Film review: Wonder Woman – Gal Gadot rejuvenates DC superhero franchise with fun stand-alone movie
DC Comics geeks, rejoice - at last there’s a decent DC Extended Universe movie. Gadot comes alive as an Amazonian princess who helps defeat the Germans in first world war London, with plenty of humour along the way
After the critically maligned Batman v Superman: Dawn of Justice and the mediocre Suicide Squad , Warner Bros. needed a hit to justify its DC Extended Universe (DCEU) – the studio’s rushed attempt to rival Disney’s Marvel Cinematic Universe. Although Patty Jenkins’ Wonder Woman isn’t without flaws, it gets enough right to give hope to suffering DC fans.
What does the movie get right? Putting a female superhero front and centre, for one – it’s something even Marvel hasn’t done. Staging well-choreographed action scenes with just the right amount of slo-mo, and to a killer Hans Zimmer score, is another. But most importantly, this film triumphs because it is the absolute opposite of previous DCEU films, which were dour affairs that seemed to have forgotten they’re based on superheroes.

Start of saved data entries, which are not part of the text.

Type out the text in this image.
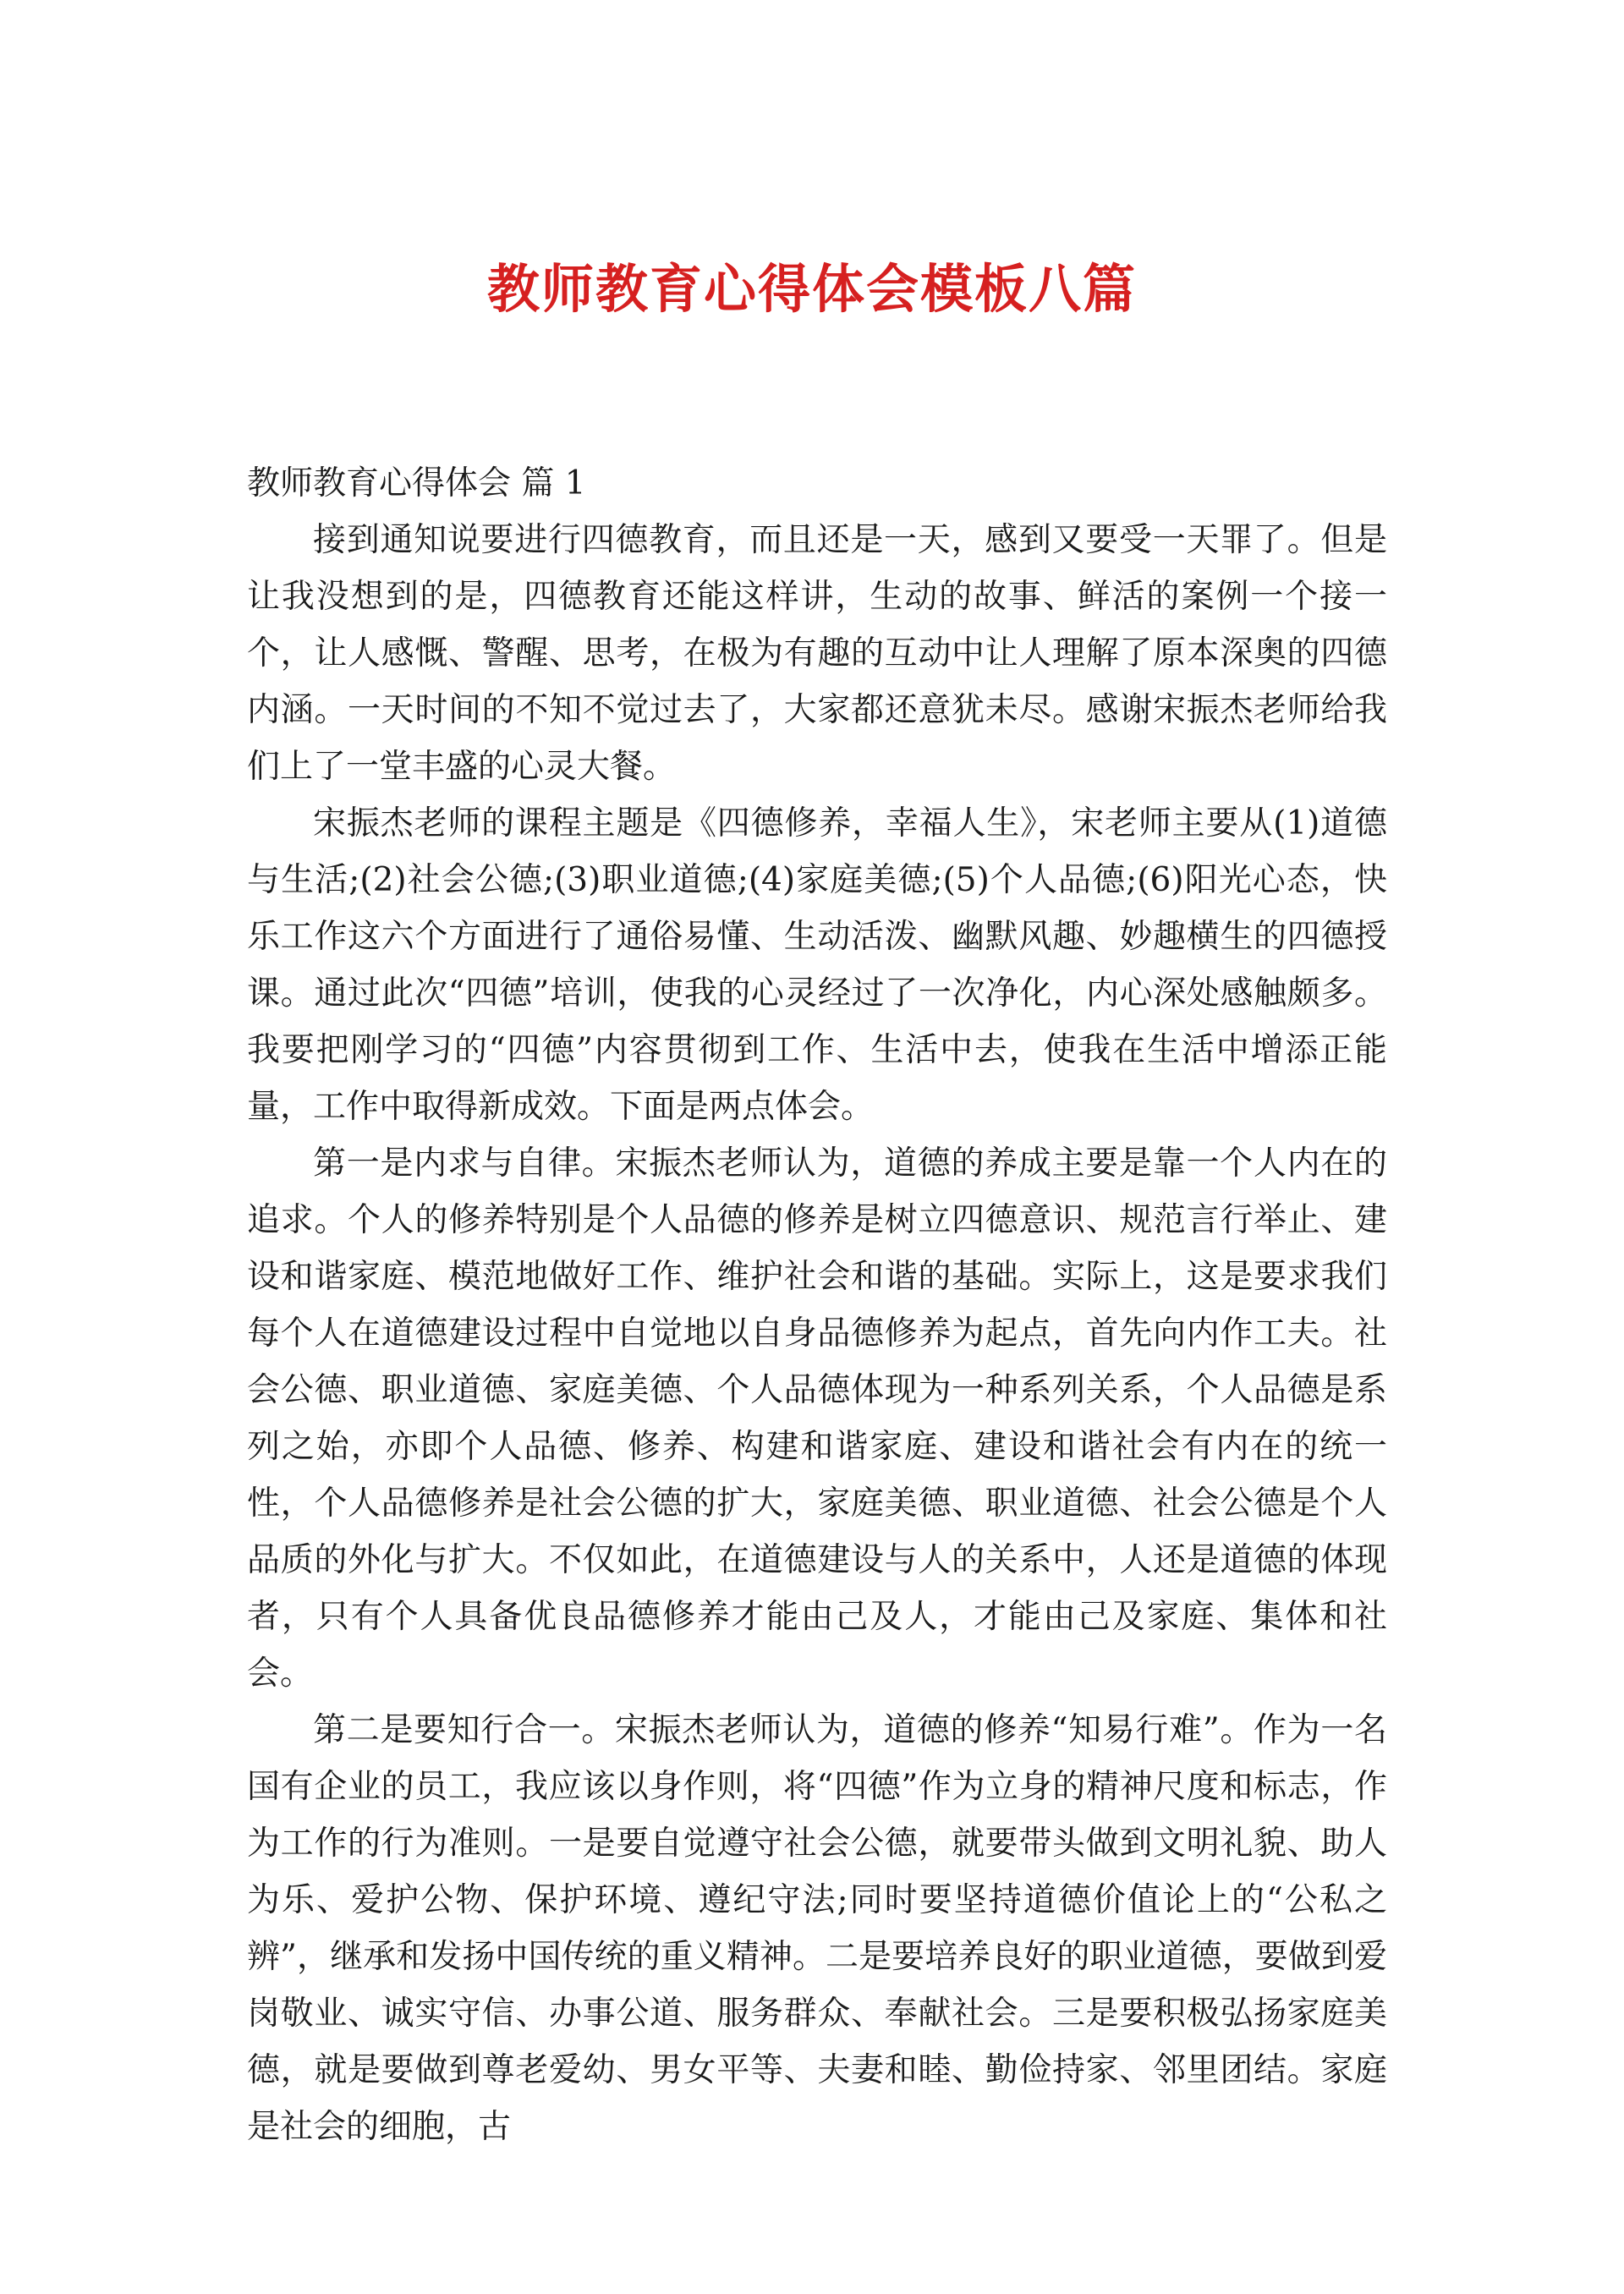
教师教育心得体会模板八篇

教师教育心得体会 篇 1

接到通知说要进行四德教育，而且还是一天，感到又要受一天罪了。但是让我没想到的是，四德教育还能这样讲，生动的故事、鲜活的案例一个接一个，让人感慨、警醒、思考，在极为有趣的互动中让人理解了原本深奥的四德内涵。一天时间的不知不觉过去了，大家都还意犹未尽。感谢宋振杰老师给我们上了一堂丰盛的心灵大餐。

宋振杰老师的课程主题是《四德修养，幸福人生》，宋老师主要从(1)道德与生活;(2)社会公德;(3)职业道德;(4)家庭美德;(5)个人品德;(6)阳光心态，快乐工作这六个方面进行了通俗易懂、生动活泼、幽默风趣、妙趣横生的四德授课。通过此次“四德”培训，使我的心灵经过了一次净化，内心深处感触颇多。我要把刚学习的“四德”内容贯彻到工作、生活中去，使我在生活中增添正能量，工作中取得新成效。下面是两点体会。

第一是内求与自律。宋振杰老师认为，道德的养成主要是靠一个人内在的追求。个人的修养特别是个人品德的修养是树立四德意识、规范言行举止、建设和谐家庭、模范地做好工作、维护社会和谐的基础。实际上，这是要求我们每个人在道德建设过程中自觉地以自身品德修养为起点，首先向内作工夫。社会公德、职业道德、家庭美德、个人品德体现为一种系列关系，个人品德是系列之始，亦即个人品德、修养、构建和谐家庭、建设和谐社会有内在的统一性，个人品德修养是社会公德的扩大，家庭美德、职业道德、社会公德是个人品质的外化与扩大。不仅如此，在道德建设与人的关系中，人还是道德的体现者，只有个人具备优良品德修养才能由己及人，才能由己及家庭、集体和社会。

第二是要知行合一。宋振杰老师认为，道德的修养“知易行难”。作为一名国有企业的员工，我应该以身作则，将“四德”作为立身的精神尺度和标志，作为工作的行为准则。一是要自觉遵守社会公德，就要带头做到文明礼貌、助人为乐、爱护公物、保护环境、遵纪守法;同时要坚持道德价值论上的“公私之辨”，继承和发扬中国传统的重义精神。二是要培养良好的职业道德，要做到爱岗敬业、诚实守信、办事公道、服务群众、奉献社会。三是要积极弘扬家庭美德，就是要做到尊老爱幼、男女平等、夫妻和睦、勤俭持家、邻里团结。家庭是社会的细胞，古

Remember Henry Cavill’s Superman unheroically wondering if he should save innocent lives in not one but two movies? Or that Batman spent the entire movie plotting to kill? Well, Jenkins and screenwriter Allan Heinberg make no such mistake here – Diana, aka Wonder Woman (played by Gal Gadot), is a heroine who stands for hope and freedom.
Set in the early 20th century during the first world war, this origin story follows Diana as the princess of an Amazonian tribe living on the mystical, secluded island of Themyscira. Through somewhat cheesy exposition, it’s revealed that Diana and her people were created by the Greek god Zeus to protect mankind from Ares, the god of war.
When American war captain Steve Trevor (Chris Pine) accidentally crashes his plane on the island after stealing intel from the Germans, Diana learns of the war going on in the “real world”, and decides to participate to end the loss of innocent lives.
Moving to London for the second act, the film offers plenty of action as Diana takes on rogue soldiers and deduces that the German army general is Ares in disguise. However, in a much welcomed departure from previous DCEU films, there’s plenty of humour too, as her unfamiliarity with the “real world” leads to many amusing fish-out-of-water scenes.
Gadot was mostly one-dimensional and stoic in her 20 minutes of screen time in Batman v Superman, but here she is lively and exudes a sense of wonder – such as her first taste of ice cream, or first encounter with mansplaining.
This being the first film to star a major female superhero, messages of female empowerment have obviously been sprinkled throughout the film – “I’m the man who can,” she says in response to Trevor’s insistence that “no man can stop the war”. They’re never too heavy-handed, and perhaps necessary given the undeniable fact that men tend to commit most of the world’s atrocities.
“Only love can save mankind,” says Diana during her climactic battle with Ares. It’s a message that the world could use more of right now. And rejoice, fellow DC comic geeks, because DCEU finally has a good movie to call its own.